Er erinnerte daran, dass Gas wichtig für die Wirtschaft sei und dass es in Serbien viele Fabriken mit deutschem Kapital gebe und dass von den 15 größten Exporteuren fünf deutsche Unternehmen seien sowie dass unter den 100 größten Hersteller in Serbien 50 deutsche Unternehmen seien.

– Wir müssen jetzt dringend Öllager schaffen, worüber wir mit den Briten verhandeln.
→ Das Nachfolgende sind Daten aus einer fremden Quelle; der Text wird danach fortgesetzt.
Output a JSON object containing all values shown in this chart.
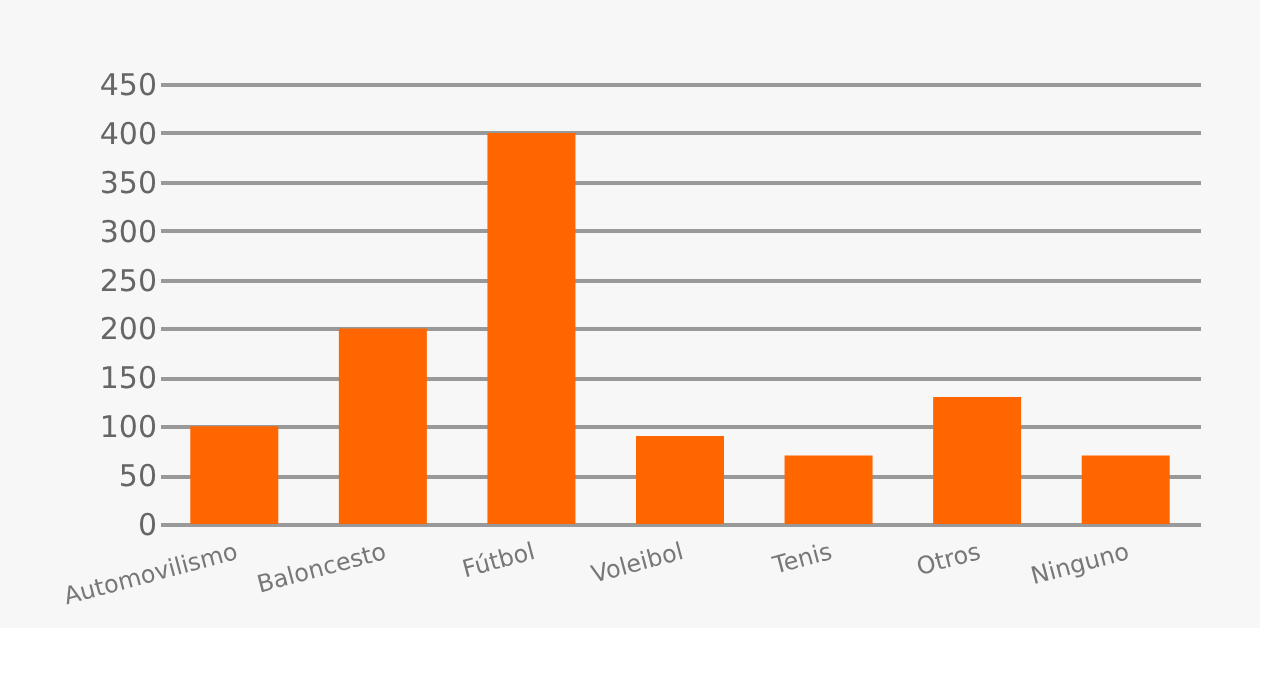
{
  "chart_data": {
    "type": "bar",
    "categories": [
      "Automovilismo",
      "Baloncesto",
      "Fútbol",
      "Voleibol",
      "Tenis",
      "Otros",
      "Ninguno"
    ],
    "values": [
      100,
      200,
      400,
      90,
      70,
      130,
      70
    ],
    "color": "#ff6600",
    "ylim": [
      0,
      450
    ],
    "yticks": [
      0,
      50,
      100,
      150,
      200,
      250,
      300,
      350,
      400,
      450
    ],
    "grid": "y"
  }
}
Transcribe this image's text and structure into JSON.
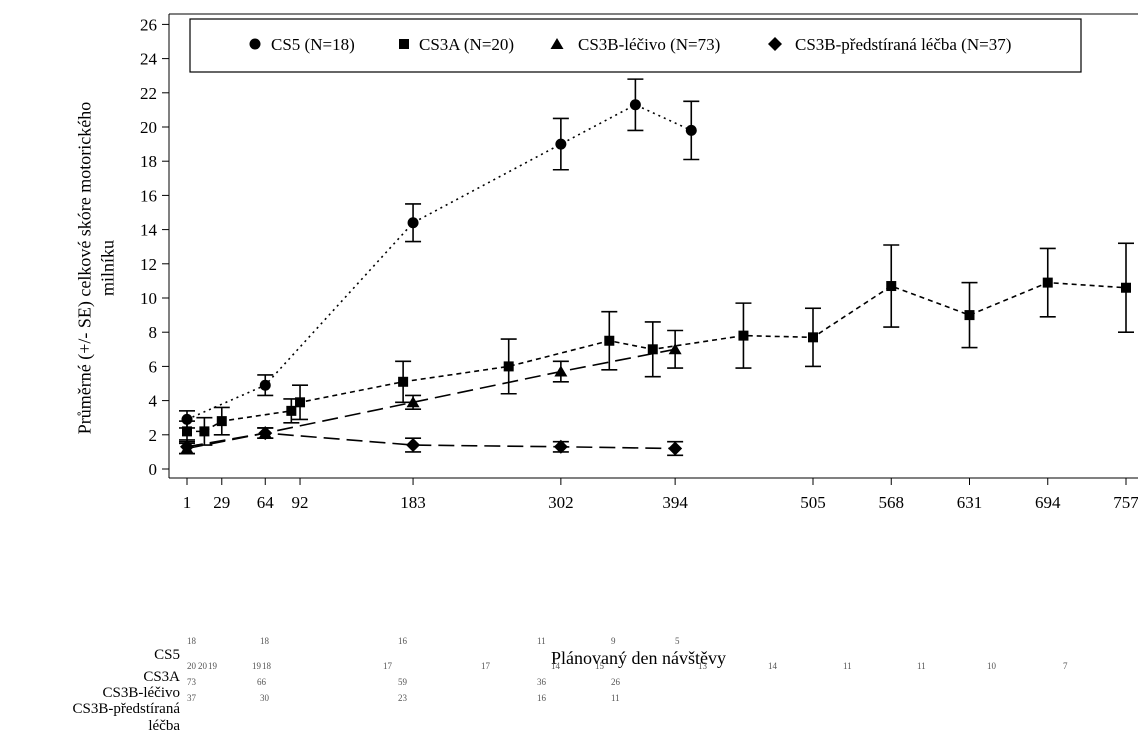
{
  "chart_data": {
    "type": "line",
    "ylabel_line1": "Průměrné (+/- SE) celkové skóre motorického",
    "ylabel_line2": "milníku",
    "xlabel": "Plánovaný den návštěvy",
    "ylim": [
      0,
      26
    ],
    "yticks": [
      0,
      2,
      4,
      6,
      8,
      10,
      12,
      14,
      16,
      18,
      20,
      22,
      24,
      26
    ],
    "xticks": [
      1,
      29,
      64,
      92,
      183,
      302,
      394,
      505,
      568,
      631,
      694,
      757
    ],
    "legend_position": "top",
    "series": [
      {
        "name": "CS5 (N=18)",
        "marker": "circle",
        "linestyle": "dotted",
        "x": [
          1,
          64,
          183,
          302,
          362,
          407
        ],
        "y": [
          2.9,
          4.9,
          14.4,
          19.0,
          21.3,
          19.8
        ],
        "se": [
          0.5,
          0.6,
          1.1,
          1.5,
          1.5,
          1.7
        ]
      },
      {
        "name": "CS3A (N=20)",
        "marker": "square",
        "linestyle": "short-dash",
        "x": [
          1,
          15,
          29,
          85,
          92,
          175,
          260,
          341,
          376,
          449,
          505,
          568,
          631,
          694,
          757
        ],
        "y": [
          2.2,
          2.2,
          2.8,
          3.4,
          3.9,
          5.1,
          6.0,
          7.5,
          7.0,
          7.8,
          7.7,
          10.7,
          9.0,
          10.9,
          10.6
        ],
        "se": [
          0.6,
          0.8,
          0.8,
          0.7,
          1.0,
          1.2,
          1.6,
          1.7,
          1.6,
          1.9,
          1.7,
          2.4,
          1.9,
          2.0,
          2.6
        ]
      },
      {
        "name": "CS3B-léčivo (N=73)",
        "marker": "triangle",
        "linestyle": "long-dash",
        "x": [
          1,
          64,
          183,
          302,
          394
        ],
        "y": [
          1.2,
          2.1,
          3.9,
          5.7,
          7.0
        ],
        "se": [
          0.3,
          0.3,
          0.4,
          0.6,
          1.1
        ]
      },
      {
        "name": "CS3B-předstíraná léčba (N=37)",
        "marker": "diamond",
        "linestyle": "long-dash",
        "x": [
          1,
          64,
          183,
          302,
          394
        ],
        "y": [
          1.3,
          2.1,
          1.4,
          1.3,
          1.2
        ],
        "se": [
          0.4,
          0.3,
          0.4,
          0.3,
          0.4
        ]
      }
    ],
    "risk_table": [
      {
        "label": "CS5",
        "numbers": [
          "18",
          "18",
          "16",
          "11",
          "9",
          "5"
        ]
      },
      {
        "label": "CS3A",
        "numbers": [
          "20",
          "20",
          "19",
          "19",
          "18",
          "17",
          "17",
          "14",
          "15",
          "13",
          "14",
          "11",
          "11",
          "10",
          "7"
        ]
      },
      {
        "label": "CS3B-léčivo",
        "numbers": [
          "73",
          "66",
          "59",
          "36",
          "26"
        ]
      },
      {
        "label_line1": "CS3B-předstíraná",
        "label_line2": "léčba",
        "numbers": [
          "37",
          "30",
          "23",
          "16",
          "11"
        ]
      }
    ],
    "colors": {
      "line": "#000000",
      "axis": "#000000",
      "frame": "#000000"
    }
  }
}
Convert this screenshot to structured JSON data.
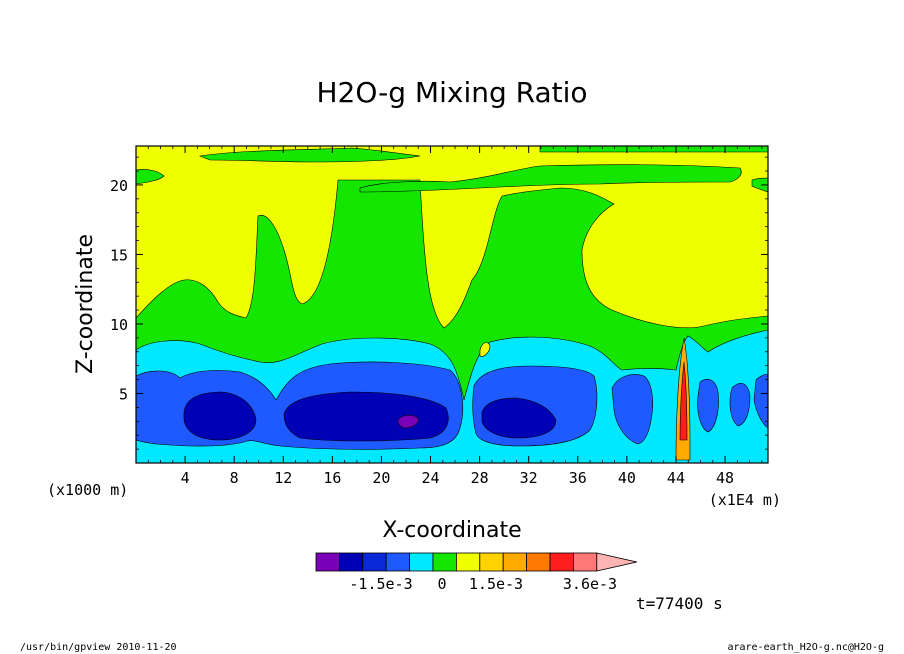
{
  "chart_data": {
    "type": "heatmap",
    "title": "H2O-g Mixing Ratio",
    "xlabel": "X-coordinate",
    "ylabel": "Z-coordinate",
    "x_unit_left": "(x1000 m)",
    "x_unit_right": "(x1E4 m)",
    "x_ticks": [
      4,
      8,
      12,
      16,
      20,
      24,
      28,
      32,
      36,
      40,
      44,
      48
    ],
    "y_ticks": [
      5,
      10,
      15,
      20
    ],
    "xlim": [
      0,
      51.5
    ],
    "ylim": [
      0,
      22.8
    ],
    "colorbar": {
      "colors": [
        "#7a00b8",
        "#0000b4",
        "#0a28d8",
        "#1e5aff",
        "#00e8ff",
        "#14e600",
        "#f0ff00",
        "#ffd200",
        "#ffaa00",
        "#ff7800",
        "#ff1e1e",
        "#ff7878",
        "#ffb4b4"
      ],
      "labels": [
        "-1.5e-3",
        "0",
        "1.5e-3",
        "3.6e-3"
      ]
    },
    "time_label": "t=77400 s",
    "footer_left": "/usr/bin/gpview  2010-11-20",
    "footer_right": "arare-earth_H2O-g.nc@H2O-g",
    "level_colors": {
      "yellow": "#f0ff00",
      "green": "#14e600",
      "cyan": "#00e8ff",
      "blue": "#1e5aff",
      "navy": "#0000b4",
      "purple": "#7a00b8",
      "orange": "#ffaa00",
      "red": "#ff1e1e"
    }
  }
}
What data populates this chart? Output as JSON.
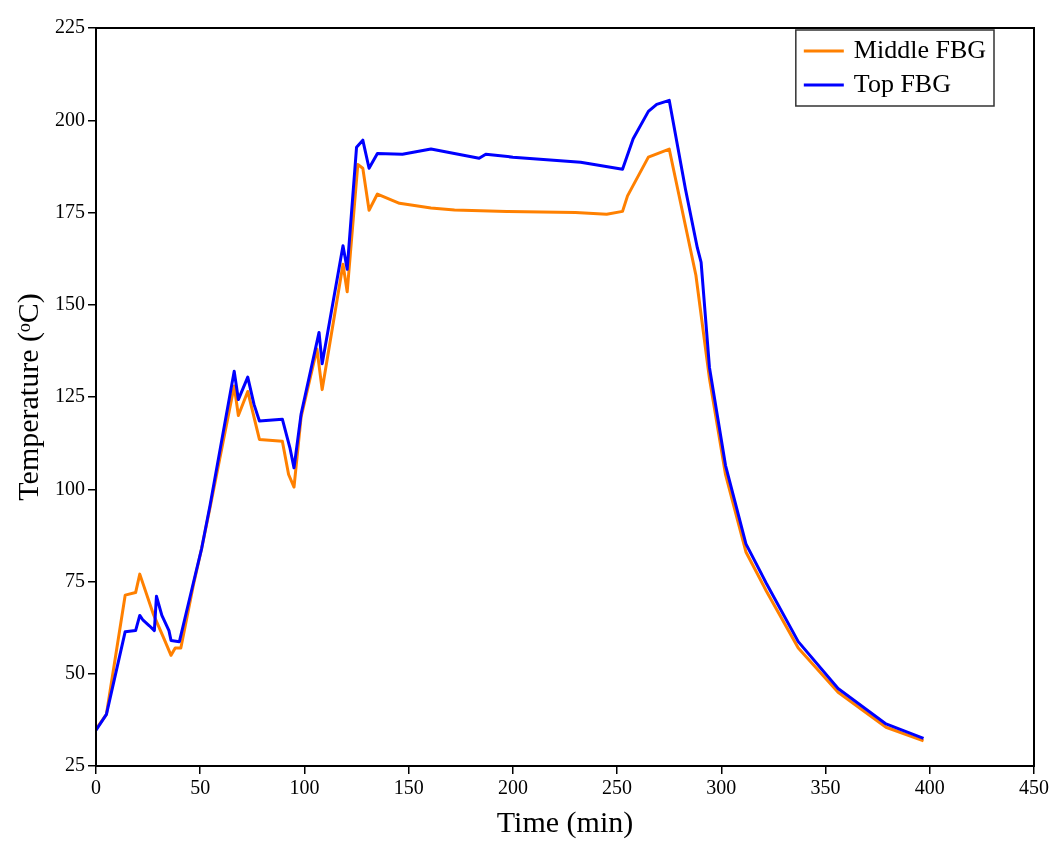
{
  "chart_data": {
    "type": "line",
    "xlabel": "Time (min)",
    "ylabel": "Temperature (ᵒC)",
    "xlim": [
      0,
      450
    ],
    "xticks": [
      0,
      50,
      100,
      150,
      200,
      250,
      300,
      350,
      400,
      450
    ],
    "ylim": [
      25,
      225
    ],
    "yticks": [
      25,
      50,
      75,
      100,
      125,
      150,
      175,
      200,
      225
    ],
    "legend": "top right",
    "line_style": "solid",
    "marker": "none",
    "series": [
      {
        "name": "Middle FBG",
        "color": "#ff8000",
        "x": [
          0,
          5,
          14,
          19,
          21,
          27.6,
          32.6,
          36,
          38,
          40.7,
          46.7,
          50.7,
          54.7,
          66.3,
          68.3,
          72.8,
          78.4,
          89.4,
          92.4,
          95,
          98.4,
          106,
          108.5,
          118.5,
          120.5,
          125.6,
          128,
          131,
          135,
          145.6,
          160.7,
          172,
          197,
          230,
          245,
          252.6,
          255,
          265,
          275,
          287.8,
          294.3,
          302,
          311.8,
          321.5,
          336.9,
          356,
          379,
          397
        ],
        "values": [
          35,
          39,
          71.3,
          72,
          77,
          66,
          59.5,
          55,
          57,
          57,
          74,
          84,
          95,
          128,
          120,
          126.5,
          113.5,
          113,
          104,
          100.6,
          119.6,
          138,
          127,
          161,
          153.5,
          188,
          187,
          175.6,
          180,
          177.5,
          176.2,
          175.7,
          175.3,
          175,
          174.5,
          175.3,
          179.5,
          190,
          192.2,
          158,
          130,
          104,
          83,
          72.5,
          57,
          45,
          35.5,
          31.8
        ]
      },
      {
        "name": "Top FBG",
        "color": "#0000ff",
        "x": [
          0,
          5,
          14,
          19,
          21,
          22.6,
          25.6,
          28,
          29,
          31.6,
          35,
          36,
          40,
          46.7,
          50.7,
          54.7,
          66.3,
          68.3,
          72.8,
          75.8,
          78.4,
          89.4,
          93,
          95,
          98.4,
          107,
          108.5,
          118.5,
          120.5,
          125,
          128,
          131,
          135,
          147,
          160.7,
          183.8,
          187,
          200,
          232.5,
          252.6,
          257.7,
          265,
          269,
          275,
          282.8,
          288.5,
          290.3,
          294.3,
          302,
          311.8,
          321.5,
          336.9,
          356,
          379,
          397
        ],
        "values": [
          34.7,
          39,
          61.4,
          61.7,
          65.8,
          64.5,
          63,
          61.7,
          71,
          65.8,
          61.7,
          59,
          58.7,
          74.6,
          84,
          95.6,
          132,
          124.3,
          130.4,
          123,
          118.5,
          119,
          111.3,
          105.8,
          120.4,
          142.5,
          134,
          166,
          159.6,
          192.7,
          194.6,
          187,
          191,
          190.8,
          192.2,
          189.7,
          190.8,
          190,
          188.6,
          186.7,
          195,
          202.4,
          204.3,
          205.4,
          181.3,
          165.4,
          161.5,
          133,
          106.5,
          85.2,
          74.6,
          58.7,
          46,
          36.4,
          32.5
        ]
      }
    ]
  }
}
Wir müssen sehen, wie wir die Gasspeicheranlagen erweitern, um in zwei Jahren eine Milliarde Kubikmeter zu lagern, damit wir genug Gas für drei Monate haben – sagte der serbische Präsident.

Er wies auch darauf hin, dass Serbien den billigsten Strom, Brot und Speiseöl in Europa habe und kündigte an, dass der Staat in den nächsten Tagen die ihm zur Verfügung stehenden Lebensmittel- und Energiemengen bestimmen werde.